On 5/16/21 8:19 AM, Richard Owlett wrote:

> I notice PocketSphinx in the Debian repositories.
> How suitable is it for dictation by a single speaker?
> I realize it is designed to be speaker independent.
> TIA
>
I wouldn't say it is designed to be speaker independent. They do have
several speaker independent acoustic models for different languages, but
I would highly recommend adapting those to your voice, which isn't
particularly difficult once you have collected a set of labeled
recordings. The biggest factors in deciding whether PocketSphinx is a
good choice would be the size of your dictionary, how quickly you need
it to respond, and how accurate you need it to be. Pocketsphinx is very,
very fast. It works best if you only have a few words you want it to
recognize (around 100 seems optimal). It's precision is okay but recall
is pretty bad, so it will probably hear you say words you have not, or
even recognize sounds as words (it can be pretty fascinating to listen
to some of those recordings and comparing them to the transcript it
proposed) so you need some way of letting it know you are taking to it
(an intercom button or Voice Activity Detection). It also has a keyword
search mode that allows you to set specific confidence levels before it
will react to a word. It and Julius both work well as a command interface.

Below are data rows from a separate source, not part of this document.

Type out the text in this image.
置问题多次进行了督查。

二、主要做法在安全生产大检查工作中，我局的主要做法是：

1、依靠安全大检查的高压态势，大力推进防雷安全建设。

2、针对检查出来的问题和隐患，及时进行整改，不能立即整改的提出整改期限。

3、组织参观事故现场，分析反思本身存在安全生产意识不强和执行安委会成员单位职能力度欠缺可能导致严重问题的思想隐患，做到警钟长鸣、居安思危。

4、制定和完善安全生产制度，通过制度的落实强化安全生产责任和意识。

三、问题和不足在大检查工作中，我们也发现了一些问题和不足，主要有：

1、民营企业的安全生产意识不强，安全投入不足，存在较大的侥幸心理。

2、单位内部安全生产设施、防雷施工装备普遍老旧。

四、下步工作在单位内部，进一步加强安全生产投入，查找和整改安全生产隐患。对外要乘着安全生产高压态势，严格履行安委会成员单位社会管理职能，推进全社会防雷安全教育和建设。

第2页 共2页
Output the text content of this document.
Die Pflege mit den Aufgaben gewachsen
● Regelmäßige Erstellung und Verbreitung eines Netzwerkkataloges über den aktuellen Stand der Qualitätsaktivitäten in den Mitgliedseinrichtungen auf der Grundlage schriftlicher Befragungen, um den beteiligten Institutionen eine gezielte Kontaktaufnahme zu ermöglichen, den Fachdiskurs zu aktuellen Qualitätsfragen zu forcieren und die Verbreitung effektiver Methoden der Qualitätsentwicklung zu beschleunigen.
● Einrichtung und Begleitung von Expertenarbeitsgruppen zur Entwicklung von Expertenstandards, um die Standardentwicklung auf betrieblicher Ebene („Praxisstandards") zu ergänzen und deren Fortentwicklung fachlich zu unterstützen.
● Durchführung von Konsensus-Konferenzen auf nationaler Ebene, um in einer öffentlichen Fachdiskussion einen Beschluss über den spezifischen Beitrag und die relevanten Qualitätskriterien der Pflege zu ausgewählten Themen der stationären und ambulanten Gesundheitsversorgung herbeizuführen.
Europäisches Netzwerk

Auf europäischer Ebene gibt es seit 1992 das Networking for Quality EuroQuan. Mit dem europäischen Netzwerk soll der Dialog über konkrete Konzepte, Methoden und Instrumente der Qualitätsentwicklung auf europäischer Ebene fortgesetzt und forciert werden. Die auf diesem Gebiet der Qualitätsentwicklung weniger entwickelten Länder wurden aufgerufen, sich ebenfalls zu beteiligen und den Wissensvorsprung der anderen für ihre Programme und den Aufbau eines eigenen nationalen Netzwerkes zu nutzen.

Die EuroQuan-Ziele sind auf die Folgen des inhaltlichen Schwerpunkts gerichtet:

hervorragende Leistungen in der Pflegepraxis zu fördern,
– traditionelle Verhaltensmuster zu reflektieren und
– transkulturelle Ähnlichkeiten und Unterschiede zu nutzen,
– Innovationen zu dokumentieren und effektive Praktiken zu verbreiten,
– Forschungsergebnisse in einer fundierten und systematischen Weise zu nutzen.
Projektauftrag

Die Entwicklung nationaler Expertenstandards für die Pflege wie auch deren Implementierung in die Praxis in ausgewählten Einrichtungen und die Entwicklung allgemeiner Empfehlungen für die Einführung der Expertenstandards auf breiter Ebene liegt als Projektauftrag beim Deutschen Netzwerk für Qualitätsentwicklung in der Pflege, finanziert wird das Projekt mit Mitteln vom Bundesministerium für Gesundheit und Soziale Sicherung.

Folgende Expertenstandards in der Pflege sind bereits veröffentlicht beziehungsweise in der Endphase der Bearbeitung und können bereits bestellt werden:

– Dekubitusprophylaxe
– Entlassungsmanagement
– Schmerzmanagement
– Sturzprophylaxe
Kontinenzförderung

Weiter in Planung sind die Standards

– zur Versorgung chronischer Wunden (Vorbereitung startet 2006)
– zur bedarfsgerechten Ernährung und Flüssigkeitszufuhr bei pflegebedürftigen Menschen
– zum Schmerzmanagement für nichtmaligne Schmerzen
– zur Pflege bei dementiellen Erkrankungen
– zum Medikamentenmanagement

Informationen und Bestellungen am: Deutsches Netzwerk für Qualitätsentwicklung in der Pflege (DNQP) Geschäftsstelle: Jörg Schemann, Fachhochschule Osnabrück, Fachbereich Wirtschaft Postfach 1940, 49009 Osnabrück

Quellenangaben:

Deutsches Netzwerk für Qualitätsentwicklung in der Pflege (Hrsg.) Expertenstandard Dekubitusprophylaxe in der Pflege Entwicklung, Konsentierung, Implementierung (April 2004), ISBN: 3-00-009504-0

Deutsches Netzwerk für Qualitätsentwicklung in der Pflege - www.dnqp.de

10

It also depends on what sort of dictation you want. Most dictation
relies heavily on a language model, so you need a lot of samples of the
sort of language you are expecting. Pocketsphinx uses a pretty simple
language model and doesn't really prioritize words based on their
relations to each other.

For dictation, you should probably check out Mozilla DeepSpeech. It can
also be adapted to a single user pretty easily, can handle a much larger
vocabulary, generally does better at both precision and recall, and uses
the KenLM language model by default which is pretty easy to work with.
It is almost real-time running on a CPU (either ARMv7/8 or x86_64) but
gets much faster if you can use CUDA.

If you don't need real-time transcriptions, FlashlightASR could be a
good choice. It seems to be more accurate but also takes more resources.

There are also a number of recognition engines that run on Kaldi, and
those pretty much span the range between speed and accuracy.

So what kind of dictation are you trying to do exactly?